The capacity of a complex and discrete-time memoryless additive white Gaussian noise (AWGN) channel under three constraints, namely, input average power, input amplitude and output delivered power is studied. The output delivered power constraint is modelled as the average of linear combination of even moments of the channel input being larger than a threshold. It is shown that the capacity of an AWGN channel under transmit average power and receiver delivered power constraints is the same as the capacity of an AWGN channel under an average power constraint. However, depending on the two constraints, the capacity can be either achieved by a Gaussian distribution or arbitrarily approached by using time-sharing between a Gaussian distribution and On-Off Keying. As an application, a simultaneous wireless information and power transfer (SWIPT) problem is studied, where an experimentally-validated nonlinear model of the harvester is used. It is shown that the delivered power depends on higher order moments of the channel input. Two inner bounds, one based on complex Gaussian inputs and the other based on further restricting the delivered power are obtained for the Rate-Power (RP) region. For Gaussian inputs, the optimal inputs are zero mean and a tradeoff between transmitted information and delivered power is recognized by considering asymmetric power allocations between inphase and quadrature subchannels.

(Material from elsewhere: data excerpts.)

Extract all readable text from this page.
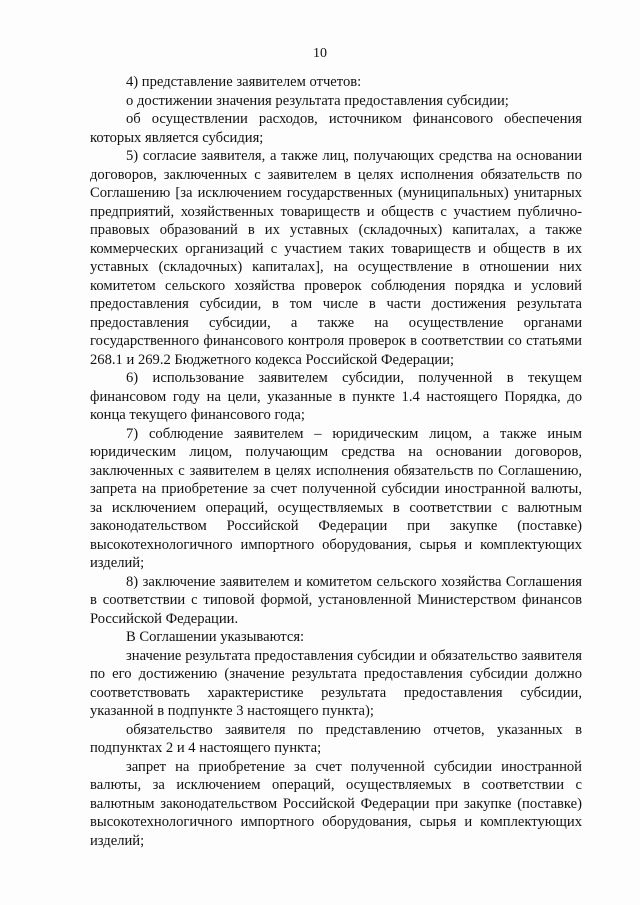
10

4) представление заявителем отчетов:

о достижении значения результата предоставления субсидии;

об осуществлении расходов, источником финансового обеспечения которых является субсидия;

5) согласие заявителя, а также лиц, получающих средства на основании договоров, заключенных с заявителем в целях исполнения обязательств по Соглашению [за исключением государственных (муниципальных) унитарных предприятий, хозяйственных товариществ и обществ с участием публично-правовых образований в их уставных (складочных) капиталах, а также коммерческих организаций с участием таких товариществ и обществ в их уставных (складочных) капиталах], на осуществление в отношении них комитетом сельского хозяйства проверок соблюдения порядка и условий предоставления субсидии, в том числе в части достижения результата предоставления субсидии, а также на осуществление органами государственного финансового контроля проверок в соответствии со статьями 268.1 и 269.2 Бюджетного кодекса Российской Федерации;

6) использование заявителем субсидии, полученной в текущем финансовом году на цели, указанные в пункте 1.4 настоящего Порядка, до конца текущего финансового года;

7) соблюдение заявителем – юридическим лицом, а также иным юридическим лицом, получающим средства на основании договоров, заключенных с заявителем в целях исполнения обязательств по Соглашению, запрета на приобретение за счет полученной субсидии иностранной валюты, за исключением операций, осуществляемых в соответствии с валютным законодательством Российской Федерации при закупке (поставке) высокотехнологичного импортного оборудования, сырья и комплектующих изделий;

8) заключение заявителем и комитетом сельского хозяйства Соглашения в соответствии с типовой формой, установленной Министерством финансов Российской Федерации.

В Соглашении указываются:

значение результата предоставления субсидии и обязательство заявителя по его достижению (значение результата предоставления субсидии должно соответствовать характеристике результата предоставления субсидии, указанной в подпункте 3 настоящего пункта);

обязательство заявителя по представлению отчетов, указанных в подпунктах 2 и 4 настоящего пункта;

запрет на приобретение за счет полученной субсидии иностранной валюты, за исключением операций, осуществляемых в соответствии с валютным законодательством Российской Федерации при закупке (поставке) высокотехнологичного импортного оборудования, сырья и комплектующих изделий;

Through numerical algorithms, it is observed that input distributions (obtained by restricting the delivered power) attain larger RP region compared to Gaussian input counterparts. The benefits of the newly developed and optimized input distributions are also confirmed and validated through realistic circuit simulations. The results reveal the crucial role played by the energy harvester (EH) nonlinearity on SWIPT and provide new engineering guidelines on how to exploit this nonlinearity in the design of SWIPT modulation, signal and architecture.